Face super-resolution aims to reconstruct high-resolution (HR) facial images from low-resolution (LR) inputs, enhancing fine details. This task is challenging because it is ill-posed: many possible HR outputs can correspond to the same LR image.

To reduce ambiguity, Reference-Based Super-Resolution (RefSR) introduces external HR reference images that share similar content (e.g., same person’s other photos). The model can then use these reference textures and shapes to guide reconstruction.

However, RefSR introduces two main challenges:

  1. Alignment problem – matching facial structures between LR input and HR reference images.
  2. Information aggregation problem – determining how much and which parts of each reference to use.

Traditional alignment methods (like deformable convolutions) are powerful but unstable and hard to train. To overcome this, the authors propose FSRST, which uses a Spatial Transformer Network (STN) for stable alignment and a distance-based weighted aggregation for effective information fusion.

Method

The proposed Face Super-Resolution using Spatial Transformer (FSRST) is an end-to-end model with four components:

image.png

  1. Feature Extractor:

    Extracts features from both the LR input and HR references using residual blocks. Reference images are converted to grayscale and reshaped (space-to-depth) to match the LR resolution.

  2. Spatial Transformer Alignment (STA):

    Replaces unstable deformable convolutions with a Spatial Transformer module. It predicts an affine transformation that aligns each reference’s features with those of the LR image. This alignment is differentiable and stable, ensuring good correspondence between LR and HR feature spaces.

    image.png

  3. Distance-Based Weighted Aggregation (DWA):

    After alignment, the model computes the L2-distance between each aligned reference feature and the LR feature. A softmax weighting gives higher importance to more similar references, while irrelevant ones are ignored. This allows the model to dynamically use helpful references or fall back to single-image SR when references are poor.

  4. Output Constructor:

    Combines aggregated and LR features and passes them through multiple residual blocks and sub-pixel convolution for upsampling. The model predicts a residual image, added to a bicubic-upsampled LR image to produce the final HR output.

Conclusion

The FSRST model introduces a stable and efficient alternative to deformable alignment for reference-based face super-resolution.
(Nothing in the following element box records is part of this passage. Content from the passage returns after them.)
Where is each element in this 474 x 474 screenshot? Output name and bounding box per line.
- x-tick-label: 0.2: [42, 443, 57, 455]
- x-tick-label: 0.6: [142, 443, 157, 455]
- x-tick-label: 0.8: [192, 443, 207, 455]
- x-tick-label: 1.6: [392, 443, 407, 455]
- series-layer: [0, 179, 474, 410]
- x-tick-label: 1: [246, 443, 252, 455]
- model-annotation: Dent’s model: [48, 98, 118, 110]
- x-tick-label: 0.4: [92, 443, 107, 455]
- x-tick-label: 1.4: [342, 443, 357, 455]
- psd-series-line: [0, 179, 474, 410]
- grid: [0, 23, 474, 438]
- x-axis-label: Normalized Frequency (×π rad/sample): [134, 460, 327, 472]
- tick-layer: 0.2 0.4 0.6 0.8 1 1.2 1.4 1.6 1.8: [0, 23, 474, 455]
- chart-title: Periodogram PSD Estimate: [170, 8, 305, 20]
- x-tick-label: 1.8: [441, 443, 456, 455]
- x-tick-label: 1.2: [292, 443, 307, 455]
Its Spatial Transformer alignment provides consistent and accurate correspondence, while the distance-based aggregation flexibly handles multiple references.

Experiments on DFD, CelebAMask-HQ, and VoxCeleb2 datasets show that FSRST outperforms previous methods like TTSR, C2-Matching, MRefSR, and HIME — achieving higher PSNR/SSIM with fewer parameters.

Although the STN-based alignment is not fully convolutional (fixed input size), the method is lightweight, effective, and adaptable for real-time applications such as video conferencing.

Future work aims to extend this model to video super-resolution and make the alignment module fully convolutional.